I’ve been thinking a lot about what my cycling goals are for this year. I’d like to finish Almanzo, the Gravel Metric, and Chequamegon (strongly), and ride well and have fun all year. What’s funny is that I feel as though I’ve turned a bit of a corner with my biking goals. I have logged enough miles to have a good base of ability. I don’t really feel a compelling need to be the fastest, on a group ride or otherwise. For some reason, the competitive spirit is tapering off a bit. When I think about it, what I really want to be is a good domestique. I want to ride well with others. To be predictable. To do good, honest, praiseworthy pulls. To give a good draft. To bring others up into the pack. To not get dropped, but also to not push hard at the wrong times and drop others. To ride with a team, not just for myself.
I really like the concept of gentleman’s races (though I wish there were a gender neutral name for them, as I am becoming increasingly aware of the gender bias in cycling). Ride as a team, finish or fail as a team. Trust your teammates, support your teammates, work together.

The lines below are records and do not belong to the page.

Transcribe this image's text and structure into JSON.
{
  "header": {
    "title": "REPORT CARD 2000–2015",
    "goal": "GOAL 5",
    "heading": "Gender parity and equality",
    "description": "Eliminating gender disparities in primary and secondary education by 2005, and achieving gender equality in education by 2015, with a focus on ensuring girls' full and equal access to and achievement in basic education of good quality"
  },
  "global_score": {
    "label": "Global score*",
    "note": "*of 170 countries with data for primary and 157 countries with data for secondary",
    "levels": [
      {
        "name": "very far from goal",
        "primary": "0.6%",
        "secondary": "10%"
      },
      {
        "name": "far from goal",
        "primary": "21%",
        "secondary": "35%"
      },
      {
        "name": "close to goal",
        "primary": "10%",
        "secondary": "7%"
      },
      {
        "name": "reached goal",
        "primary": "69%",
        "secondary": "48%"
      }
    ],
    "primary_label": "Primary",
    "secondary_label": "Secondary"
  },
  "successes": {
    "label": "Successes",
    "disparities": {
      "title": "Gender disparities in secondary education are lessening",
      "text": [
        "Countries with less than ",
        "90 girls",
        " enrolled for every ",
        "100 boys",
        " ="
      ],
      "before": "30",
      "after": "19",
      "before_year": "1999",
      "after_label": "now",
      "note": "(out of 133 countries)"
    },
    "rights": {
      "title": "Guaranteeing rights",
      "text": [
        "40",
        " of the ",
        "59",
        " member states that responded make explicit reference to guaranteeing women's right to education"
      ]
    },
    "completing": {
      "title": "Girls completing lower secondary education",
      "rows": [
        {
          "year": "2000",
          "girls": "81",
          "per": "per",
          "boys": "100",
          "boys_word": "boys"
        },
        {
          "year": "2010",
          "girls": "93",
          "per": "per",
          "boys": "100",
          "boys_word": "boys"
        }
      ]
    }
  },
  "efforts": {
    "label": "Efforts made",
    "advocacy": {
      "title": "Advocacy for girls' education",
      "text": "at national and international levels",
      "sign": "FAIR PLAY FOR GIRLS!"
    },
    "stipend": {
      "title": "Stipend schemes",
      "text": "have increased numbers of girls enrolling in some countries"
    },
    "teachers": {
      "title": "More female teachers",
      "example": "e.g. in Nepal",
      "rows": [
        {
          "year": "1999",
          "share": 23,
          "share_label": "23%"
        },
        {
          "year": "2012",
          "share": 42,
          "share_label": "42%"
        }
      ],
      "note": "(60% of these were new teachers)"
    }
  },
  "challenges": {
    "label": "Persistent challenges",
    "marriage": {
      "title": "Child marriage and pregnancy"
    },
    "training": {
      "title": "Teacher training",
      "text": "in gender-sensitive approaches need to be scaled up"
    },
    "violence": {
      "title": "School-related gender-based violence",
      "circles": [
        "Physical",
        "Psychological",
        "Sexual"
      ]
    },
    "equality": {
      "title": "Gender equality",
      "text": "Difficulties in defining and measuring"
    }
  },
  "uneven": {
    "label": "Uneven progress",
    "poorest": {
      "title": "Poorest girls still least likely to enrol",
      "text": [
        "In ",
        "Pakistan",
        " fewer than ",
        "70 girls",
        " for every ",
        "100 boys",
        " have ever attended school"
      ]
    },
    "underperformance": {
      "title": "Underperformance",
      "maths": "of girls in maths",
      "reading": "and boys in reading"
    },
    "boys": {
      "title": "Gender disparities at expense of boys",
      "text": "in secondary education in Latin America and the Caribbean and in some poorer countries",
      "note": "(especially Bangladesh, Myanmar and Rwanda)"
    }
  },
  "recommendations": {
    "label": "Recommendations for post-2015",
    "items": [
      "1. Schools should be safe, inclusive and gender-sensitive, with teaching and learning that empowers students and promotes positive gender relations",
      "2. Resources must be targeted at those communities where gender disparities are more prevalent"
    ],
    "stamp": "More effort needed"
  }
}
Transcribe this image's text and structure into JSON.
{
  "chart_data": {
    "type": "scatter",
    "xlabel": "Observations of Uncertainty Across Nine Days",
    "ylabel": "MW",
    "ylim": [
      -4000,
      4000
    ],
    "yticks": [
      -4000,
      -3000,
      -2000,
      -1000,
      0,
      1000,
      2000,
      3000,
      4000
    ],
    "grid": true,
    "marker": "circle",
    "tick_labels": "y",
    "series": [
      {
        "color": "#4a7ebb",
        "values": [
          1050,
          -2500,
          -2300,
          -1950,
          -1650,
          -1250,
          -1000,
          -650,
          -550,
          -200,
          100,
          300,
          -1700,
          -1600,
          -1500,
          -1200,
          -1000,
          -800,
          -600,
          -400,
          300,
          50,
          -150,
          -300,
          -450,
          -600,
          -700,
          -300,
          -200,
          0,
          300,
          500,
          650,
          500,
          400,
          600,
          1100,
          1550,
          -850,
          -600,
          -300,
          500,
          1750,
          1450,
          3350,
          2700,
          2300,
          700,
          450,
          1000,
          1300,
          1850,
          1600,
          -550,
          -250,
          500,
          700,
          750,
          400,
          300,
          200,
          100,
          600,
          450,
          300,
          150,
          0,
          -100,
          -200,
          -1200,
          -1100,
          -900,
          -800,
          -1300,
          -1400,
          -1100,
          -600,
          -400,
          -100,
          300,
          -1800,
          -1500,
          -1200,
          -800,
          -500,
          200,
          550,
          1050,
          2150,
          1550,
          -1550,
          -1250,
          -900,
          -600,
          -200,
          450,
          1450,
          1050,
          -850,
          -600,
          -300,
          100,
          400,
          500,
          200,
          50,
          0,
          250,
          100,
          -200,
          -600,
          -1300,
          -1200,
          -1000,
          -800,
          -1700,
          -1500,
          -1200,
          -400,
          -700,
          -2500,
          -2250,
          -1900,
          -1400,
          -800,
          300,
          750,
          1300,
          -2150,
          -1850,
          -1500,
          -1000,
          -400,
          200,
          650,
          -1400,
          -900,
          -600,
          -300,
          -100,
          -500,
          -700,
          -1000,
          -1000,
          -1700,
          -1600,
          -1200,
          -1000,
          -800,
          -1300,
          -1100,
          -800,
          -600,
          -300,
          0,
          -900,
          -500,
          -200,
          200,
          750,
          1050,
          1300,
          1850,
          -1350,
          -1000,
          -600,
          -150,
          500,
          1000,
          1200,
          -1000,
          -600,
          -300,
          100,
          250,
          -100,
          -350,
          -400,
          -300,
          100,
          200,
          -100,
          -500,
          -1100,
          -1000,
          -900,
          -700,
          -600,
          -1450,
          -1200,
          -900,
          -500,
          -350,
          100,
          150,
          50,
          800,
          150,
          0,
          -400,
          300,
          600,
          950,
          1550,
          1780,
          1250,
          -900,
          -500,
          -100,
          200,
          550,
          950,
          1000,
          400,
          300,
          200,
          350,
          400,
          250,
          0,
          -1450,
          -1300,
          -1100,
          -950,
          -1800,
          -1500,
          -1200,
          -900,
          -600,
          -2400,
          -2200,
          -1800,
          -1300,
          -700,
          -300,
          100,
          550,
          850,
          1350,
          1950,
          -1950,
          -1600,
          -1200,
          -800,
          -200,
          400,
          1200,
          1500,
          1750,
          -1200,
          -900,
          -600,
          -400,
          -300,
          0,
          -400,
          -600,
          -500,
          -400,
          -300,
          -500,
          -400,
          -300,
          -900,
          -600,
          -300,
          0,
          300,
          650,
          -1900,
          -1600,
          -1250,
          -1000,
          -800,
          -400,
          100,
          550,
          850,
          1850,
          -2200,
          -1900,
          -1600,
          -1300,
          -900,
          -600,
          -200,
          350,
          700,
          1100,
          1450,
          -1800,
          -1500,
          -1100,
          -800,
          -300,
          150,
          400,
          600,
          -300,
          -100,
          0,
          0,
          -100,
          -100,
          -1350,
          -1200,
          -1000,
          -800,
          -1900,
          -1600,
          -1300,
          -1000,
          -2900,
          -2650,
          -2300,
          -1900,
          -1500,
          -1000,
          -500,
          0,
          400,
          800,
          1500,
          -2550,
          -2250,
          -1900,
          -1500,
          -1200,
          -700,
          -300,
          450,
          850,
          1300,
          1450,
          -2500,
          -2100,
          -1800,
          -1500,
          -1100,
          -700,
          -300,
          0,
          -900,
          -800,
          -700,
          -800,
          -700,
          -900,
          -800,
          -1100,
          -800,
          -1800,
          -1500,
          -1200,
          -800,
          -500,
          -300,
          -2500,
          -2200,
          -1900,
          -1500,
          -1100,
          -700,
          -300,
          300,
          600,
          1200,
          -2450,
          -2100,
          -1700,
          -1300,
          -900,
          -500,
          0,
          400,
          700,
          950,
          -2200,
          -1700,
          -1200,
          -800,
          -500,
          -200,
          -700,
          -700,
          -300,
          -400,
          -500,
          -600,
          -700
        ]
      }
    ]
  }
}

I have to admit, when I first learned of the position of domestique in pro cycling, I didn’t understand it. Why would you ride without the intention of winning? Or perhaps to state it another way–why would you ride with the accepted intention of helping someone else to win even at the risk of sacrificing your own success? I suspect that the pros in the peleton have different motivations than I, but I’d like to be a little more Jens Voight-like in supporting my fellow riders than in seeking personal success. Is there a cop-out in this? Is there safety in claiming to have satisfaction from helping others and thus avoiding confrontation with not winning individually? Will my competitive spirit overcome this early season calm, and push me to different mid-season efforts? Meh. Time will tell. But I’m at peace with it right now, so let’s live in the moment a bit.